Revised Data Show Recession Was Underestimated
By wchung | 05 May, 2026
The recession was deeper than the government previously thought.
The Commerce Department, in revisions issued Friday, estimates the economy shrank 2.6 percent last year — the steepest drop since 1946. That’s worse than the 2.4 percent decline originally estimated.
The economy’s plunge underscores why the unemployment rate surged to 10.1 percent in October, a 26-year high.
The revisions in gross domestic product, or GDP, now show zero growth in 2008. That compares with a 0.4 percent gain previously estimated.The economy also grew less in 2007 (1.9 percent) than earlier thought (2.1 percent).
For all three years, consumers spent less and home builders cut more deeply than had been thought. Those factors help explain the downward revisions on the economy.

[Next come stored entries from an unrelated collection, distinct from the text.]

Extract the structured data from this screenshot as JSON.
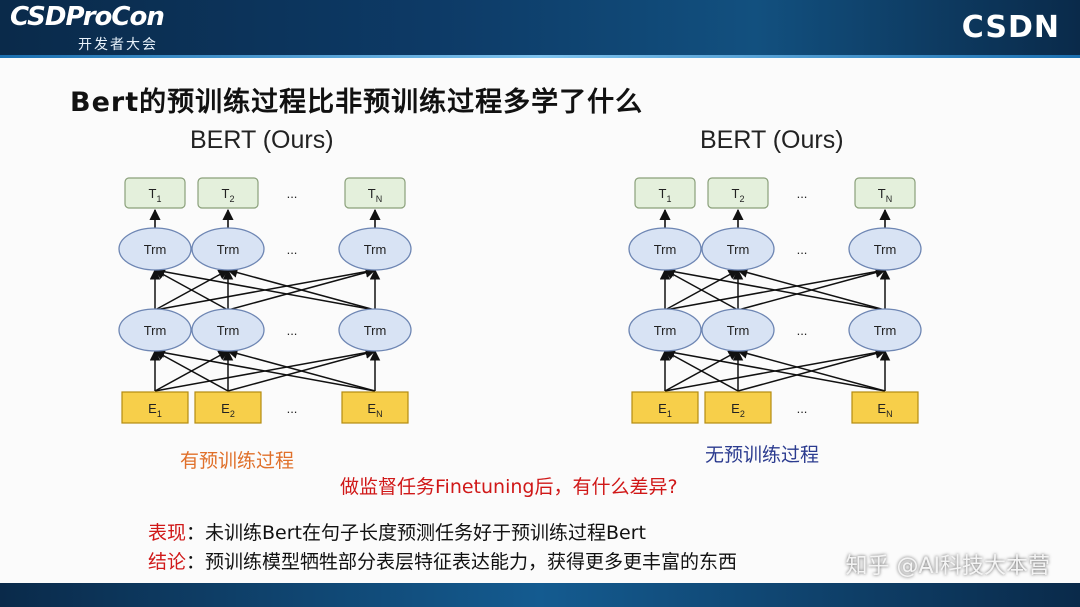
{
  "header": {
    "logo_main": "CSDProCon",
    "logo_sub": "开发者大会",
    "brand": "CSDN"
  },
  "title": "Bert的预训练过程比非预训练过程多学了什么",
  "diagrams": [
    {
      "heading": "BERT (Ours)",
      "caption": "有预训练过程"
    },
    {
      "heading": "BERT (Ours)",
      "caption": "无预训练过程"
    }
  ],
  "diagram_labels": {
    "outputs": [
      "T1",
      "T2",
      "...",
      "TN"
    ],
    "trm": "Trm",
    "ellipsis": "...",
    "inputs": [
      "E1",
      "E2",
      "...",
      "EN"
    ]
  },
  "question": "做监督任务Finetuning后，有什么差异?",
  "notes": [
    {
      "key": "表现",
      "text": "：未训练Bert在句子长度预测任务好于预训练过程Bert"
    },
    {
      "key": "结论",
      "text": "：预训练模型牺牲部分表层特征表达能力，获得更多更丰富的东西"
    }
  ],
  "watermark": "知乎 @AI科技大本营",
  "colors": {
    "title_bar": "#0d3a66",
    "output_box": "#e4f0dc",
    "trm_node": "#d8e3f4",
    "input_box": "#f7cf4a",
    "accent_red": "#d01818",
    "caption_orange": "#e0702a",
    "caption_blue": "#2b3b8f"
  }
}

The revisions also show that struggling state and local governments cut spending more last year than previously thought. And they spent less in 2007 and 2008.
The economy slid into its worst recession since the Great Depression in late 2007. Many economists think the recession ended last summer, although a panel of academics that dates the start and end of recessions hasn’t declared when this one ended. The panel usually does so well after the fact.

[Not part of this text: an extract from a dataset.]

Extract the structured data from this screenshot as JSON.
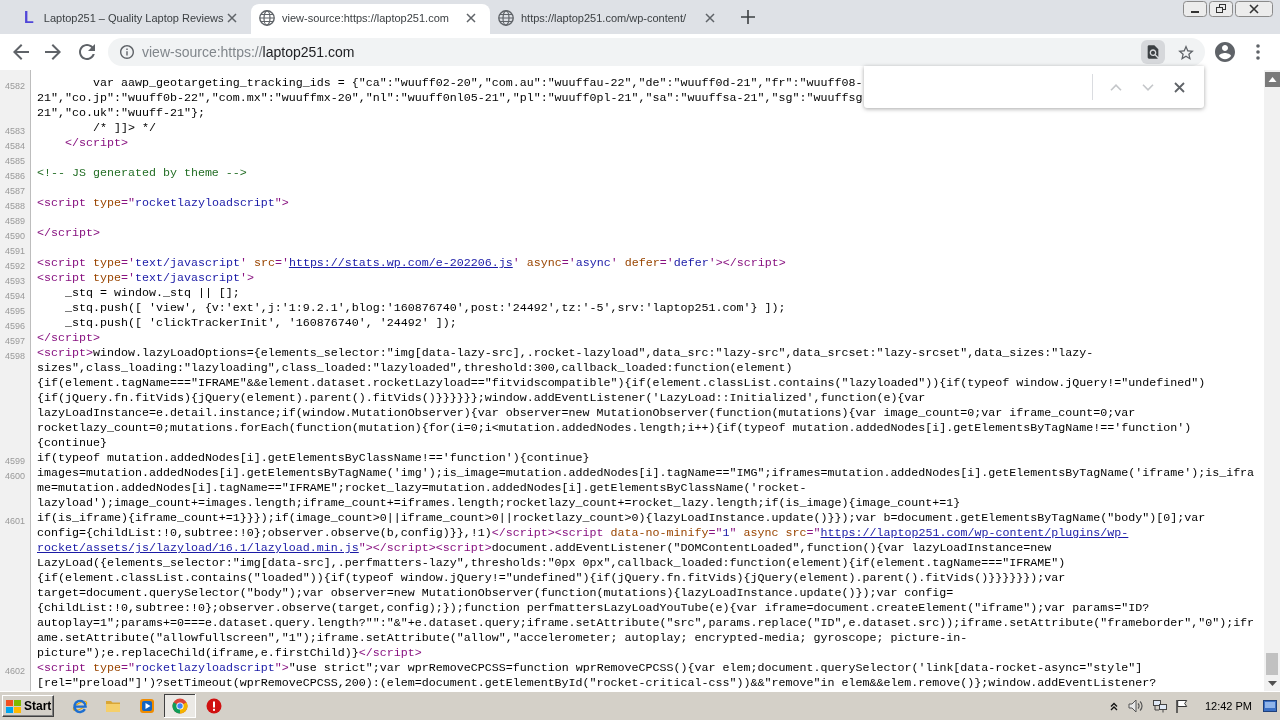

From the start of the recession in December 2007 until the April-to-June quarter of 2009, the economy sank 4.1 percent. That was deeper than the 3.7 percent decline previously estimated for the recession.
GDP is the broadest gauge of the economy’s health. It measures the value of all goods and services — from machinery to manicures — produced in the United States.
The Commerce Department’s latest revisions reach back to 2007. They’re based on more complete data and on methodology thought to be more accurate.